Euro zone consumer prices fell by a record amount in January, while economic sentiment worsened further in February, data showed today.
In a report that raised fresh doubts over the strength of the bloc's economic growth, Eurostat said consumer prices in the 12-nation single currency area plunged 0.6 per cent in January, the largest monthly drop ever.
January inflation was revised down to an annual rate of 1.9 per cent from an initial estimate of 2.1 per cent, below the European Central Bank's 2 per cent ceiling.
In December, the 12-nation currency area's inflation rate was 2.4 per cent year-on-year. The European Commission's indicator for economic sentiment in the euro zone fell to 98.8 in February from a revised 100.8 in January, below expectations of 100.4. The index is now below its long-term average.
The figures fueled further concern over the health of growth in the euro zone, where gross domestic product expanded a mere 0.2 per cent in the fourth quarter of 2004.
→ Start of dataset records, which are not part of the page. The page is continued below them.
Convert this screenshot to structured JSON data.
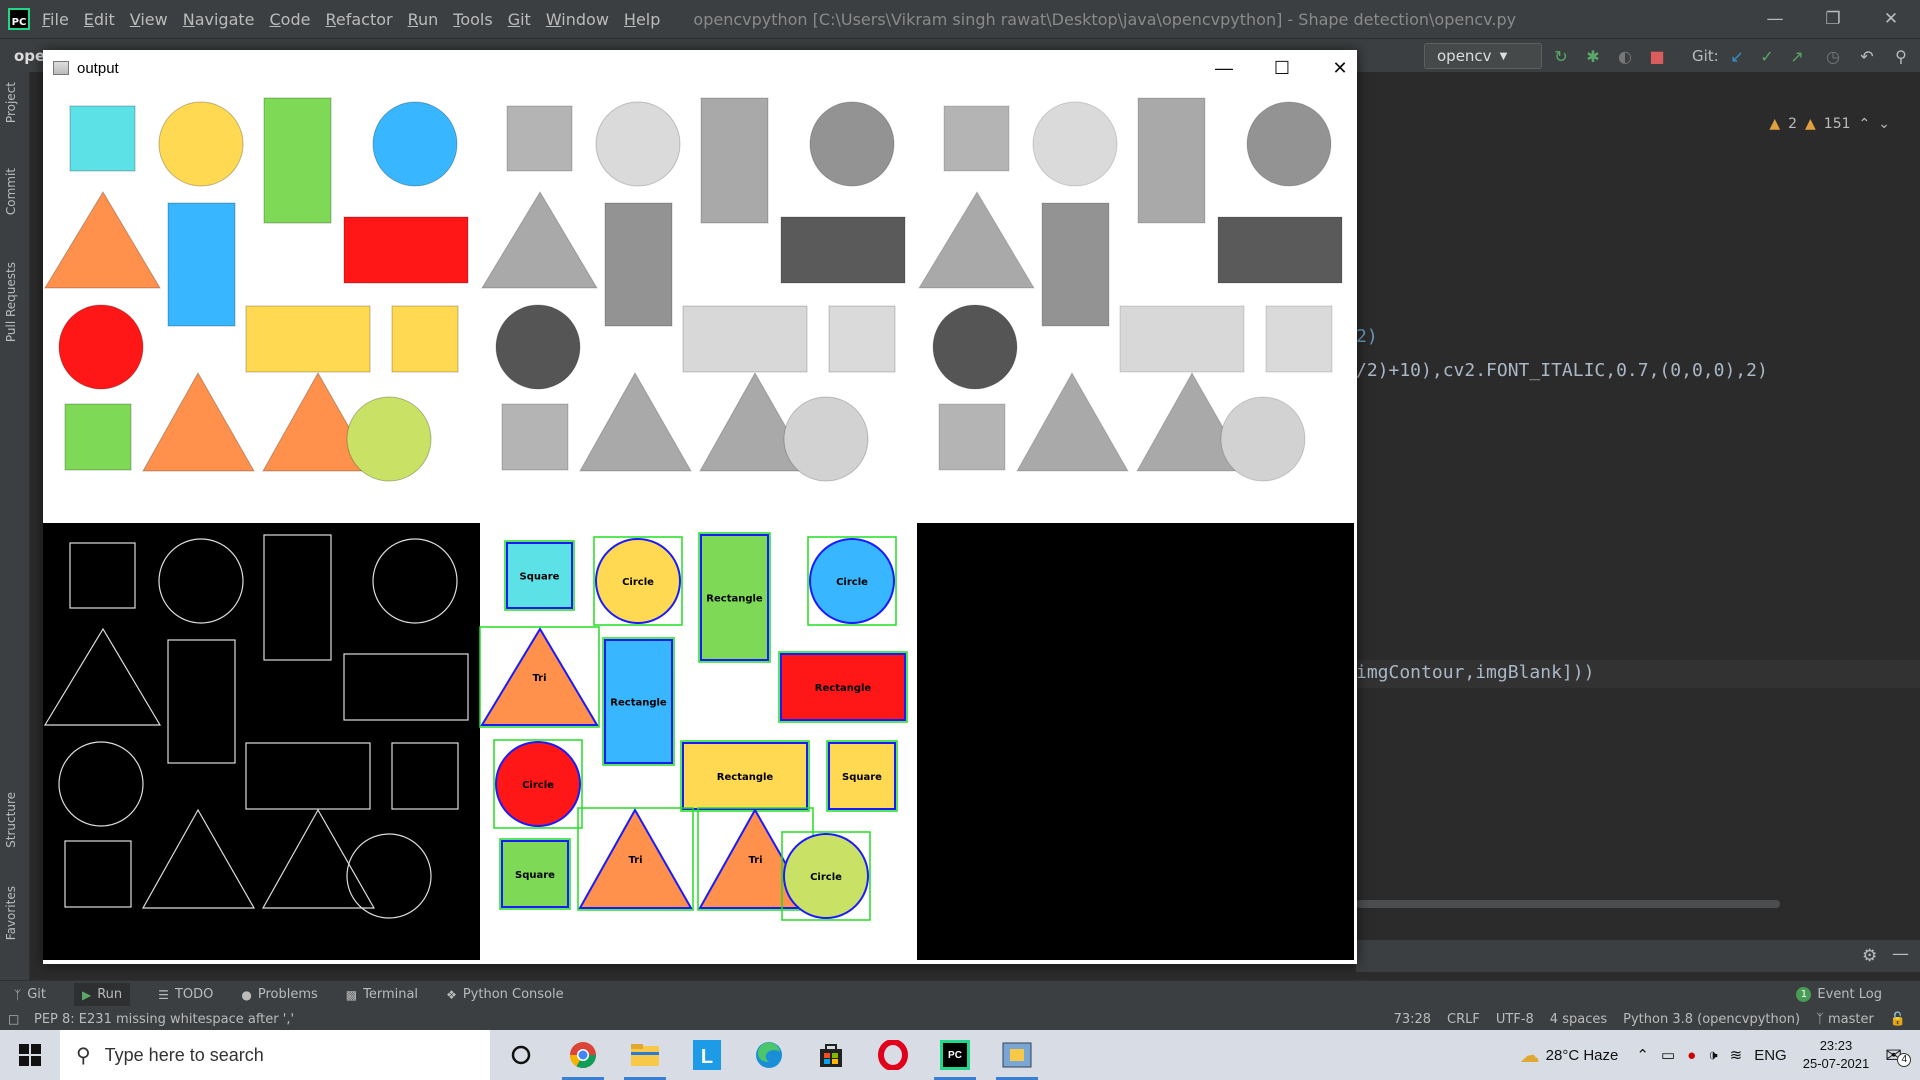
{
  "ide": {
    "menu": [
      "File",
      "Edit",
      "View",
      "Navigate",
      "Code",
      "Refactor",
      "Run",
      "Tools",
      "Git",
      "Window",
      "Help"
    ],
    "title": "opencvpython [C:\\Users\\Vikram singh rawat\\Desktop\\java\\opencvpython] - Shape detection\\opencv.py",
    "project_crumb": "ope",
    "run_config": "opencv",
    "git_label": "Git:",
    "warnings": {
      "a": "2",
      "b": "151"
    },
    "left_tabs": [
      "Project",
      "Commit",
      "Pull Requests",
      "Structure",
      "Favorites"
    ],
    "code_lines": [
      "2)",
      "/2)+10),cv2.FONT_ITALIC,0.7,(0,0,0),2)",
      "imgContour,imgBlank]))"
    ],
    "bottom_tabs": [
      "Git",
      "Run",
      "TODO",
      "Problems",
      "Terminal",
      "Python Console"
    ],
    "event_log": {
      "count": "1",
      "label": "Event Log"
    },
    "status_message": "PEP 8: E231 missing whitespace after ','",
    "status_right": [
      "73:28",
      "CRLF",
      "UTF-8",
      "4 spaces",
      "Python 3.8 (opencvpython)",
      "master"
    ]
  },
  "output_window": {
    "title": "output",
    "labels": {
      "square": "Square",
      "circle": "Circle",
      "rectangle": "Rectangle",
      "tri": "Tri"
    }
  },
  "taskbar": {
    "search_placeholder": "Type here to search",
    "weather": "28°C  Haze",
    "lang": "ENG",
    "time": "23:23",
    "date": "25-07-2021",
    "notifications": "4"
  },
  "colors": {
    "cyan": "#5ce1e6",
    "yellow": "#ffd952",
    "green": "#7ed957",
    "blue": "#38b6ff",
    "red": "#ff1717",
    "orange": "#ff914d",
    "lime": "#c9e265"
  }
}
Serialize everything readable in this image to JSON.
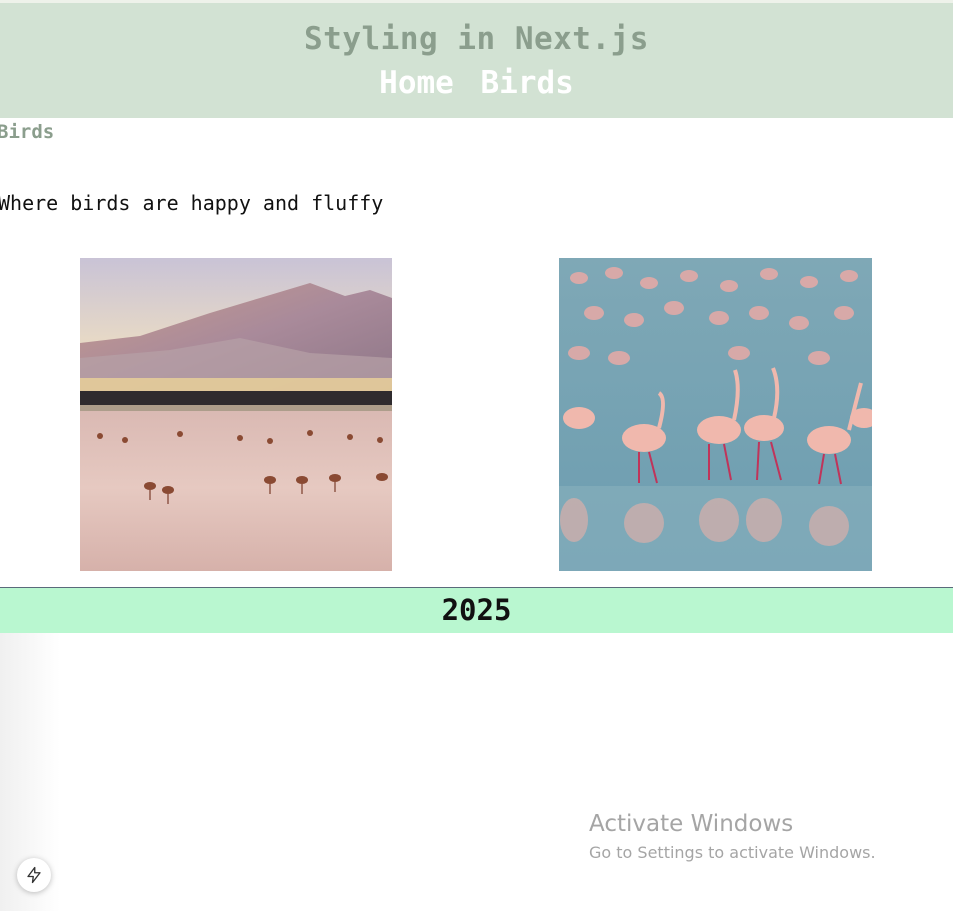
{
  "header": {
    "title": "Styling in Next.js",
    "nav": [
      {
        "label": "Home"
      },
      {
        "label": "Birds"
      }
    ]
  },
  "main": {
    "heading": "Birds",
    "tagline": "Where birds are happy and fluffy",
    "images": [
      {
        "description": "flamingos-at-lagoon-image"
      },
      {
        "description": "flamingo-flock-image"
      }
    ]
  },
  "footer": {
    "year": "2025"
  },
  "overlay": {
    "watermark_title": "Activate Windows",
    "watermark_subtitle": "Go to Settings to activate Windows.",
    "dev_indicator_icon": "lightning-bolt-icon"
  },
  "colors": {
    "header_bg": "#d2e2d3",
    "header_title": "#8b9e8d",
    "footer_bg": "#b9f7d0"
  }
}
It also reinforced expectations that the ECB would leave its main interest rate unchanged at 2 per cent for many more months, especially now that the annual inflation rate is now below the bank's target.
Euro zone growth is stifled by weak domestic demand, caused partly by a high unemployment rate of nearly 9 per cent, and strong oil prices. The strong euro also harms exports by making the bloc's products more expensive abroad.
Euro zone inflation was dragged down especially by France, where prices fell 0.6 per cent, the biggest monthly drop since the 1960s.
The economic sentiment indicator has been on a descending path since November, 2004, after a strong increase between March 2003 and September 2004. The consumer index remained unchanged at minus 13, in line with expectations.
Eurostat said although Germany, Spain and Italy showed a sharp decline in economic sentiment, non-euro zone members Britain and Poland registered a strong improvement. In EU newcomer Poland, the indicator reached its highest level ever.